As Dr. Bruce Reider observes in an editorial accompanying the study, these champion athletes are by definition “outliers,” ahead of the crowd. Even among elites, however, there are variations. Dr. Reider is optimistic about the prospects. “Although age-related decline in our athletic patients may be inevitable,” he writes, “studies have shown that continued or renewed training can mitigate its progression, even in nonagenarians [90 to 100 year-olds].”
Let’s look at training.
Training to Survive and Thrive
This study is only the first step in understanding the relationship between age and performance. The next question is: How can athletes and nonathletes do better? Preserving and improving muscle strength and aerobic capacity are key factors.
Drs. Wright and Perricelli point the way in the “Discussion” portion of the study.
“Muscle power is lost at a greater rate than endurance capacity,” they report, “3.5% versus 1.8% per year.” That makes strength training a top priority.
A decrease in the size and number of muscle fibers with age is a significant factor; fast-twitch fibers are particularly vulnerable. “Individual fibers shrink approximately 30% between the ages of 20 and 80,” the doctors relate. “Paralleling the decline in performance seen in the study, muscle fiber number declines modestly until the age of 50 years, and increases more rapidly thereafter.” The nerves that activate muscle cells also degenerate, which adds to the problem. “Muscle cells require stimulation from motor nerve cells to live, and without it, they too atrophy,” the doctors explain. Use it or lose it.
Aerobic exercise alone will not maintain muscle mass, say Wright and Perricelli. “Only strength-trained seniors [have] muscle mass and composition similar to that of young controls,” they report.
“All these factors point to the critical need for resistance training after the age of 50 years for maintenance of muscle strength,” the doctors conclude.
Aerobic or endurance capacity must not be neglected, of course.

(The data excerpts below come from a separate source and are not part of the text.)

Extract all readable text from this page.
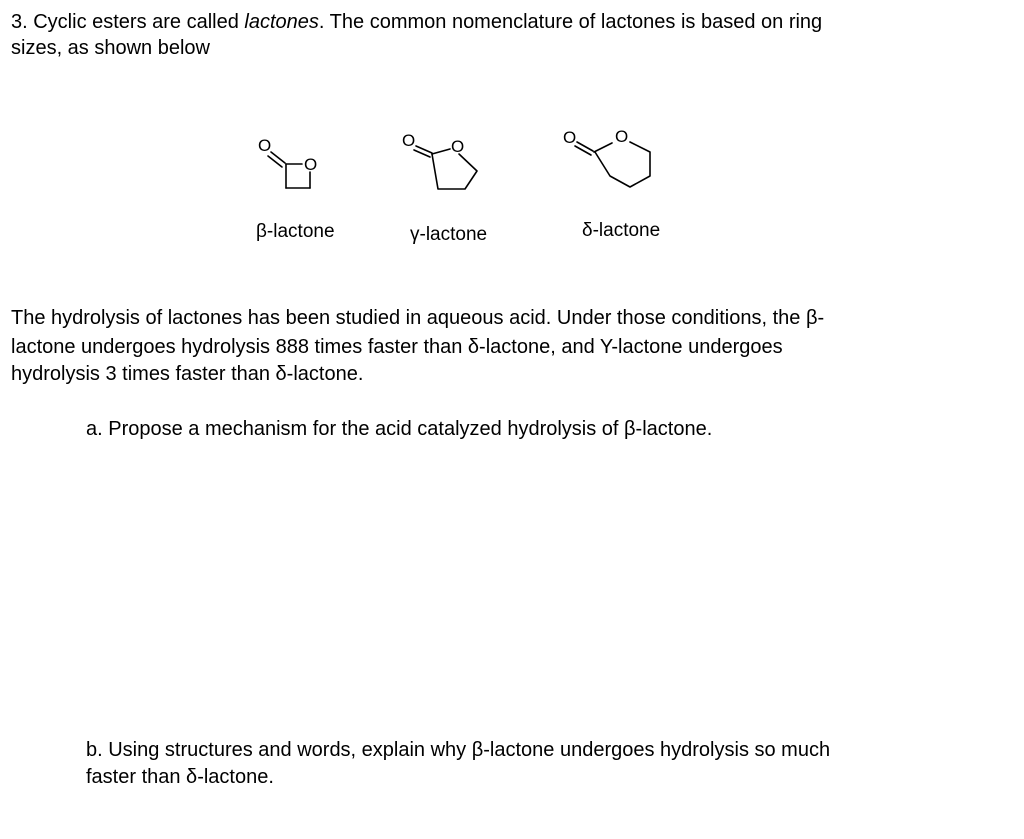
3. Cyclic esters are called lactones. The common nomenclature of lactones is based on ring
sizes, as shown below
O
O
O O	O O
β-lactone	γ-lactone	δ-lactone
The hydrolysis of lactones has been studied in aqueous acid. Under those conditions, the β-
lactone undergoes hydrolysis 888 times faster than δ-lactone, and Y-lactone undergoes
hydrolysis 3 times faster than δ-lactone.
a. Propose a mechanism for the acid catalyzed hydrolysis of β-lactone.
b. Using structures and words, explain why β-lactone undergoes hydrolysis so much
faster than δ-lactone.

“Reductions in VO2max are believed to be the primary reason for a decline in functional endurance with aging,” the researchers state. The answer is “intense habitual exercise,” which maintains cardiac output. “As training levels decline, so does the VO2max,” they write. High-intensity aerobics is the key, not long, slow endurance training. Break out of the “aerobic zone.” Challenge your maximum heart rate. Again, use it or lose it.
Intensity Over Volume
New York Times fitness writer Gina Kolata confirms the primacy of hard, brief training in her January 31, 2008 column “Staying a Step Ahead of Aging.”
“You have to know how to train, doing the right sort of exercise, and you must keep it up,” she writes.
Kolata went to Steven Hawkins, an exercise physiologist at the University of Southern California, for guidance. “When you have to choose between hard and often, choose hard,” he told her. “High performance is really determined more by intensity than volume,” he added. “When you’re older, something has to give. You can’t have both so you have to cut back on the volume. You need more rest days.”
Hawkins practices what he preaches. “I run a couple of times a week and I try to make it as fast as I can,” he told Kolata.
That’s it. Hard weights. Hard aerobics. Rest.
That threesome will keep you going strong longer than you ever dreamed possible.
(Check with your doctor if you’re out of shape or have health problems.)